Analysts were divided on whether the Vienna meeting could meaningfully cap prices. Daan Struyven, head of oil research at Goldman Sachs, said a coordinated Saudi-UAE increase of one million barrels a day, paired with an IEA reserve release of 60 million barrels over two months, could pull Brent back into a $105 to $112 range by midsummer. Without such a response, Struyven said, prices could push toward $145 in a sustained Hormuz disruption.
"The market is telling you very clearly that the existing OPEC+ buffer is not credible if Hormuz is the binding constraint," Struyven said. "Tuesday is less about barrels on paper and more about whether the alliance can still speak with one voice."

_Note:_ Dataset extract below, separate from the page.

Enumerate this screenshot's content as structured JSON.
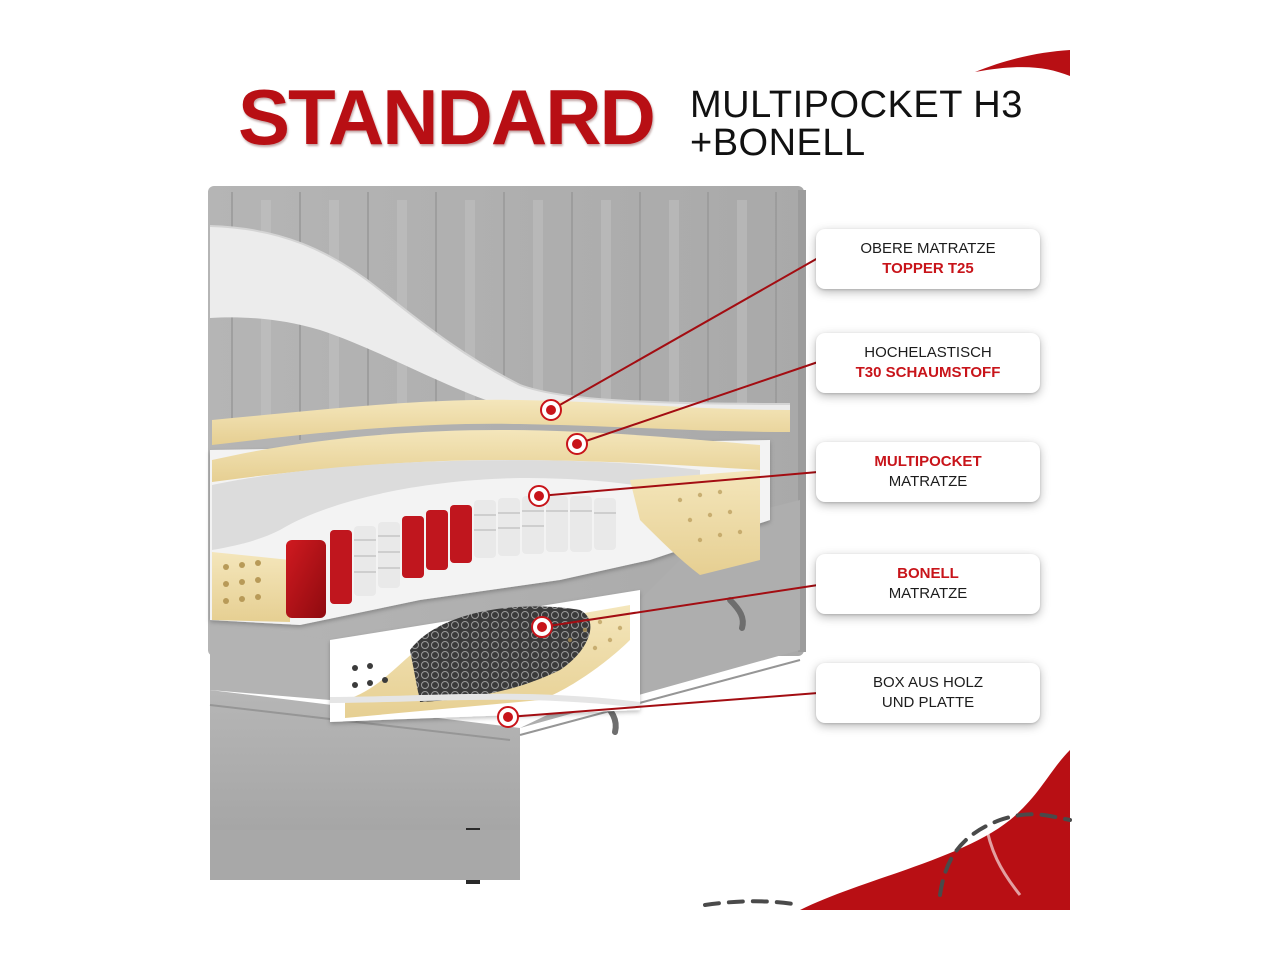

Other strategists were more skeptical. Helima Croft of RBC Capital Markets said any production increase would face physical limits given Aramco's reduced run rates and the difficulty of moving additional barrels through Hormuz itself. "You cannot solve a chokepoint problem by pushing more oil through the chokepoint," she said.
The price surge has reverberated through equity and consumer markets. The S&P 500 has fallen 4.3 percent since hostilities began, and Asian equity futures opened sharply lower Sunday evening, with Nikkei 225 contracts down 2.1 percent and Hang Seng futures off 1.8 percent. Retail gasoline prices have climbed above $4.60 a gallon in the United States and above 2.10 euros a liter in much of western Europe, while Egypt's government has ordered most commercial establishments to close by 9 p.m. to conserve fuel and electricity. Kenyan tea exporters reported tens of thousands of tonnes stranded at Mombasa amid surging freight costs.

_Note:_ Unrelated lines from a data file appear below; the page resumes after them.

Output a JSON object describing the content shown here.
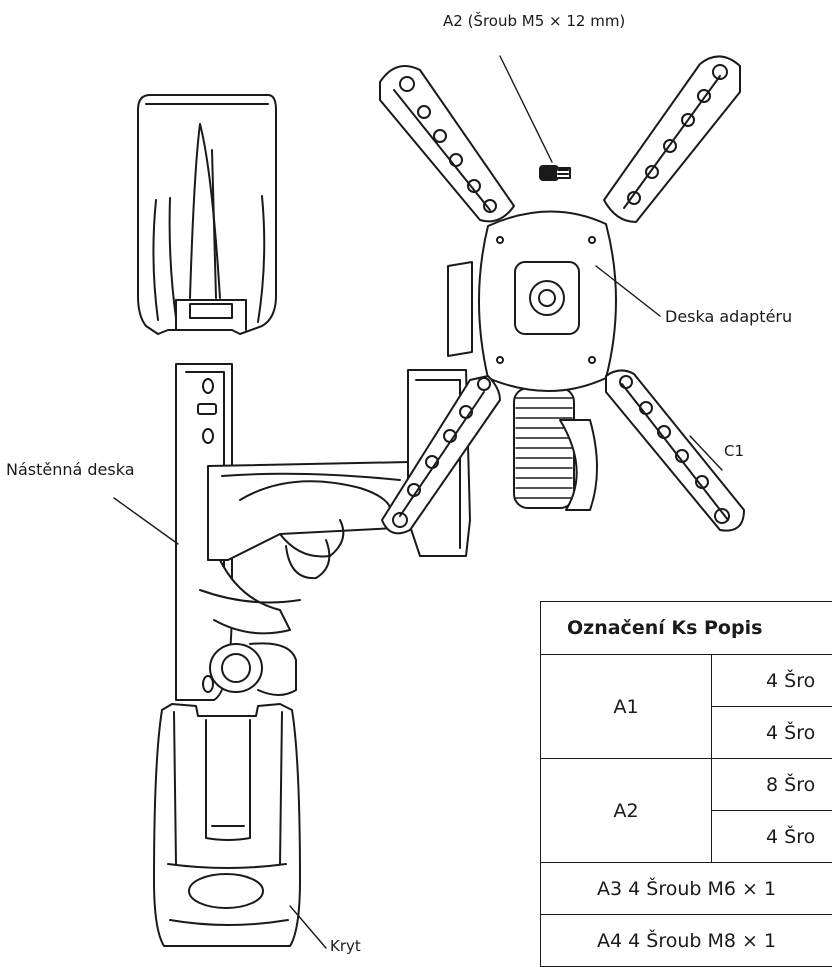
{
  "labels": {
    "screw_a2": "A2 (Šroub M5 × 12 mm)",
    "adapter_plate": "Deska adaptéru",
    "wall_plate": "Nástěnná deska",
    "c1": "C1",
    "cover": "Kryt"
  },
  "table": {
    "header": "Označení Ks Popis",
    "rows": {
      "a1_mark": "A1",
      "a1_line1": "4 Šro",
      "a1_line2": "4 Šro",
      "a2_mark": "A2",
      "a2_line1": "8 Šro",
      "a2_line2": "4 Šro",
      "a3": "A3 4 Šroub M6 × 1",
      "a4": "A4 4 Šroub M8 × 1"
    }
  }
}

Officials cautioned that Tuesday's meeting would unfold against a fluid diplomatic backdrop. Turkish-brokered talks in Islamabad involving Saudi, Pakistani, Egyptian, Iranian and U.S. representatives were continuing over the weekend, and any breakthrough on de-escalation could itself reshape the calculus around production. For now, traders said, the market was bracing for further volatility when futures resumed full trading Monday morning.
Note: This article was partially constructed using data from LLM.